Claire in Baltimore is doing 30 things including…

Become ridiculously positive.

3 cheers

 

Claire has written 3 entries about this goal

Stepping over the line. 9 months ago

I have difficulty with things like this, which aren’t really quantifiable.

I’ll say I’ve stepped over the fuzzy line not because I walk around with a permanent smile making everyone sick to their stomachs with sunshine and rainbows, but because I find that I don’t dwell so much on the negative anymore. Even temporarily panic-inducing bad situations aren’t panic-inducing for long, and I find that I am more quickly able to think logically and solve my problems more effectively.



Untitled 3 years ago

I feel like I play a game with myself now, particularly when I work at the fabric store: if I can be calm all day, and super-nice to everyone and not lose control or blow my cool or say or do anything out of frustration, I’ve won.

The other day I was closing after a thirteen hour shift, and Chelsea, one of the teenaged cashiers was helping me, complaining about something, and from my reactions, she eventually just stopped dead and asked “You’ve been here since we opened—how can you just be so insert happy sighing noise here about everything?”

So I told her “I found out a long time ago that there are some things that aren’t worth getting upset about.”

Really, I’m on a mission to be the calmest person I know. Joanne, the girl who is lazy that I don’t like, has frequent outbursts when she’s cleaning up—she whines and mutters so angrily, like she takes it so personally that customers make a huge mess of the store.

Hello? Most people are assholes, whether they mean to be or not. It’s nothing personal, and you ranting about them being assholes isn’t helping the cleanup go any faster, and it’s certainly not benefitting you, and it’s damnwell not benefitting me.

How does being in a shitty mood without good reason benefit anybody?

Right. It doesn’t. I’m finished with that kind of crap. And it felt great when Chelsea asked me how I did it. I wish I could have had this kind of attitude when I was younger-it would have saved me a lot of needless bitchery and perhaps have made me a more tolerable person. Taking this kind of attitude makes me feel way more capable of getting through the day-I feel better at the end of the night, and sometimes all you need is one person reacting positively to get other people into that mindset.

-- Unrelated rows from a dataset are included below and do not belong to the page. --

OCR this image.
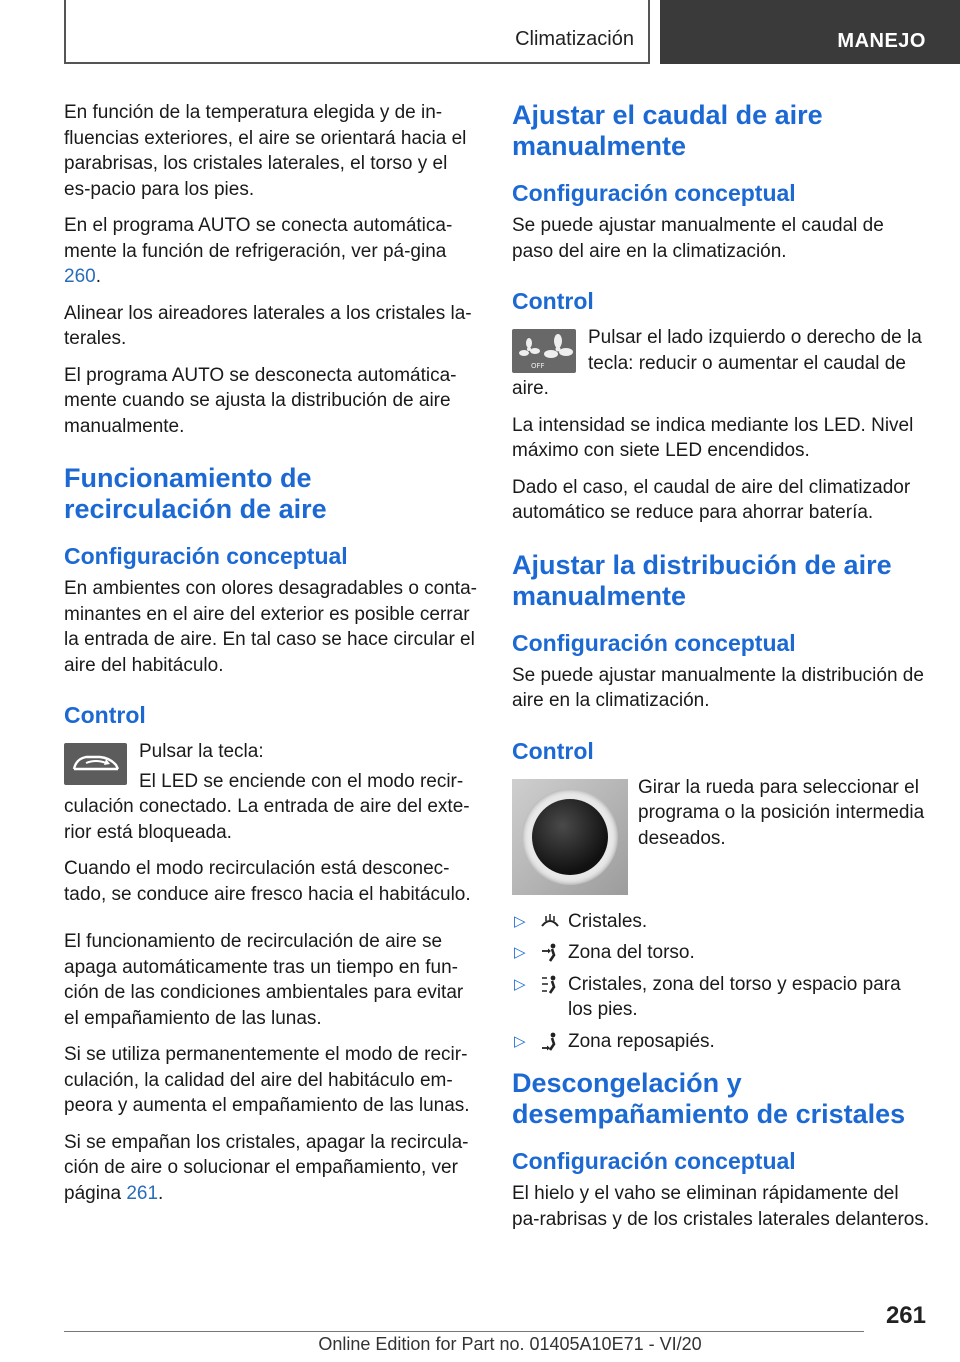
Climatización	MANEJO

En función de la temperatura elegida y de in-fluencias exteriores, el aire se orientará hacia el parabrisas, los cristales laterales, el torso y el es-pacio para los pies.

En el programa AUTO se conecta automática-mente la función de refrigeración, ver pá-gina 260.

Alinear los aireadores laterales a los cristales la-terales.

El programa AUTO se desconecta automática-mente cuando se ajusta la distribución de aire manualmente.

Funcionamiento de recirculación de aire
Configuración conceptual

En ambientes con olores desagradables o conta-minantes en el aire del exterior es posible cerrar la entrada de aire. En tal caso se hace circular el aire del habitáculo.

Control

Pulsar la tecla:

El LED se enciende con el modo recir-culación conectado. La entrada de aire del exte-rior está bloqueada.

Cuando el modo recirculación está desconec-tado, se conduce aire fresco hacia el habitáculo.

El funcionamiento de recirculación de aire se apaga automáticamente tras un tiempo en fun-ción de las condiciones ambientales para evitar el empañamiento de las lunas.

Si se utiliza permanentemente el modo de recir-culación, la calidad del aire del habitáculo em-peora y aumenta el empañamiento de las lunas.

Si se empañan los cristales, apagar la recircula-ción de aire o solucionar el empañamiento, ver página 261.

Ajustar el caudal de aire manualmente
Configuración conceptual

Se puede ajustar manualmente el caudal de paso del aire en la climatización.

Control
OFF

Pulsar el lado izquierdo o derecho de la tecla: reducir o aumentar el caudal de aire.

La intensidad se indica mediante los LED. Nivel máximo con siete LED encendidos.

Dado el caso, el caudal de aire del climatizador automático se reduce para ahorrar batería.

Ajustar la distribución de aire manualmente
Configuración conceptual

Se puede ajustar manualmente la distribución de aire en la climatización.

Control

Girar la rueda para seleccionar el programa o la posición intermedia deseados.

▷ Cristales.
▷ Zona del torso.
▷ Cristales, zona del torso y espacio para los pies.
▷ Zona reposapiés.
Descongelación y desempañamiento de cristales
Configuración conceptual

El hielo y el vaho se eliminan rápidamente del pa-rabrisas y de los cristales laterales delanteros.

261
Online Edition for Part no. 01405A10E71 - VI/20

The joy of retail is good practice. 3 years ago

Really, now. I’m tired of one moody person dragging me down. Or one very negative customer ruining my shift. I want the ability to let everything slide off, and go on doing what I do happily, cleanly.

That’s it. I want to be cleaner, mentally and emotionally. I hate it when thoughtlessly negative people try to gunk up my day.

Example: a few days ago, I was working at the fabric store, wearing a couple of bright, happy pink and yellow feather hair clips I’d made. They make me happy and tend to be a big hit with people. A lady in my line remarked somewhat nastily that she’d never seen hair clips like that before. I told her I’d made them myself to match my hair when it was dyed yellow and pink. She shook her head and commented that she would think someone of my age would have grown out of that sort of thing by now (this was after she’d mistaken me for a teenager and I’d set her straight). I didn’t flinch. I acted just as though she’d complemented me, cut her fabric and wished her a pleasant day.

The ladies in line behind her told me they thought I was lovely and that I seemed like a very happy person. I think that in itself made my day.



Claire has gotten 3 cheers on this goal.